Interior Health is preparing to open the first four complex care beds in Kamloops on Monday, January 23.
The first unit will be a four-bedroom home, located on Kamloops North Shore and will be complete with 24/7 on-site healthcare and social support for individuals living with significant mental health and addiction challenges.
Carla Mantie, the Director of Clinical Operations for Mental Health and Substance Use told NL News IH will begin staggering admissions into the first facility next week.
“We’ll be staggering the admissions to ensure that people are getting settled into their new home and want to make sure that we have time to get to know them.
There will be 20 such beds in Kamloops, located in different residential areas throughout the city. Mantie explains each home will have four to eight beds.
“We’re trying to make sure that it’s more home. We are getting away from cohorting them into a large site.”
The next complex care home is set to open mid-February in South Kamloops, which Mantie says will be a seven-bed unit.
“We’re still up in the air around our third site, but we’re always scoping out new locations. We want to spread them out. We want to make it as comfortable as possible. People are used to being in their own neighborhoods.
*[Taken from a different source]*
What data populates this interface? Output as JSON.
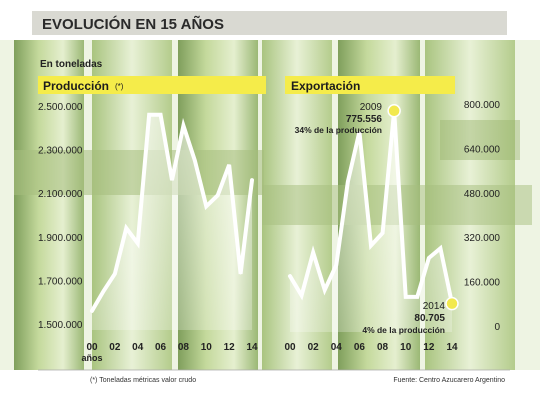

We want to make sure that if they have connections in their neighborhood, they don’t lose those.”
Each home, as Mantie suggests, will have its own culture, to help ensure those living in the facility feel comfortable and safe within the space.
“We have to take into consideration a lot of things, the size of the house or if there are people that have conflicts before coming into our home, we’re not going to put them in the same home,” she said.
Additionally, Mantie says they are taking into consideration each individual’s needs.
“Whether it’s an all-female or all-male home, I’m not sure if we’ve ever decided that. We want to make sure we can support the most vulnerable, the most in need of these services, and be able to make sure the home fits them.”
She explains that each complex care home will provide residents with their own bedroom with a TV; while the kitchen, dining room, and living space will be shared.
“They are located in our community and will be supported with 24/7 staff on through a contracted care provider that we are working with Active Care, Youth and Adult Services,” she explained. “Then there will be a care team attached to these to these homes”
The health authority says these facilities will have on-site health care and social support around the clock to help support residents with comprehensive, person-centered services that meet their needs. Services will include nursing, occupational therapy, and social work, as well as an IH Indigenous cultural worker and a peer support worker.
IH also says additional primary care resources will be in place to ensure that residents have access to ongoing general care.
Furthering that, Mantie explains Interior Health has a group of professionals who will support the residents in the complex care homes, deciphering the needs of each individual and creating care plans on where they are at and their goals.
“Working on the premise of psychosocial rehab, meeting them where they are at. If they like to cook or they’re interested in cooking, we’re going to support them to join in on some of the cooking or food prep; trying to find things that they enjoy doing and supporting them to realize what those skills and interests are.”
Active Care Youth and Adult Services has been contracted to provide life skills training and support in both communities. These supports may include training in activities of daily living, psychosocial rehabilitation and education, preparation for independent living, and support to access education and employment.
“Active Care Youth and Adult Services is honoured to partner with Interior Health offering a new pathway out of homelessness,” Active Care Executive Director, Julie Pariseau, added in the statement.
“Complex Care is an exciting new initiative to support those who have multiple complex care needs, by providing a home with wrap-around therapeutic supports to help transform lives and, by extension, our community.”
Mayor Reid-Hamer Jackson reacting to Mondays announcement regarding the Complex Care Home in a statement.
“The City of Kamloops is excited to see these doors open to support vulnerable members of our community with complex care needs,”
“This is a pivotal step in the right direction and we look forward to continuing to work together with the province to tackle the health-care needs in Kamloops,”
This announcement comes nearly one year to the day when then-attorney general David Eby told City Council that Kamloops was a priority for complex care beds.
During a council meeting in November last year, Mayor Reid Hamer-Jackson said the first four complex care beds will be in place by the end this month.
“We’ve now got four of 20 complex care beds [that] are going to be opening in either December or early January. I’ve also met with complex care operators to see what kind of operation they run and things like that,” he said during his mayor’s report.
When asked for details on the NL Morning News the following day, Hamer-Jackson declined to comment, choosing instead to wait for Interior Health to make the announcement.
“I did phone Susan Brown and apologize because its not my place to announce things that are going to be taking place so I just as soon not talk about that and maybe wait until Interior Health wants to announce that,” he said.
In March of last year, the BC Government said it was working with Interior Health, BC Housing, and other local service providers to bring complex care housing to Kamloops and Kelowna.
“Every community in the province is contending with a rising tide in demand for substance use and mental health services. When we took government in 2017, we started building that system of care for mental health and addictions that didn’t exist before but the pandemic in every way has been a step back.”
“It is very hard for every community, including Kamloops. I am feeling it in my own home as well,” the Minister of Mental Health and Addictions, Sheila Malcolmson, said at the time.
-With Files From Victor Kaisar
This article has been updated from its original version, to include details and quotes from an interview with Interior Health.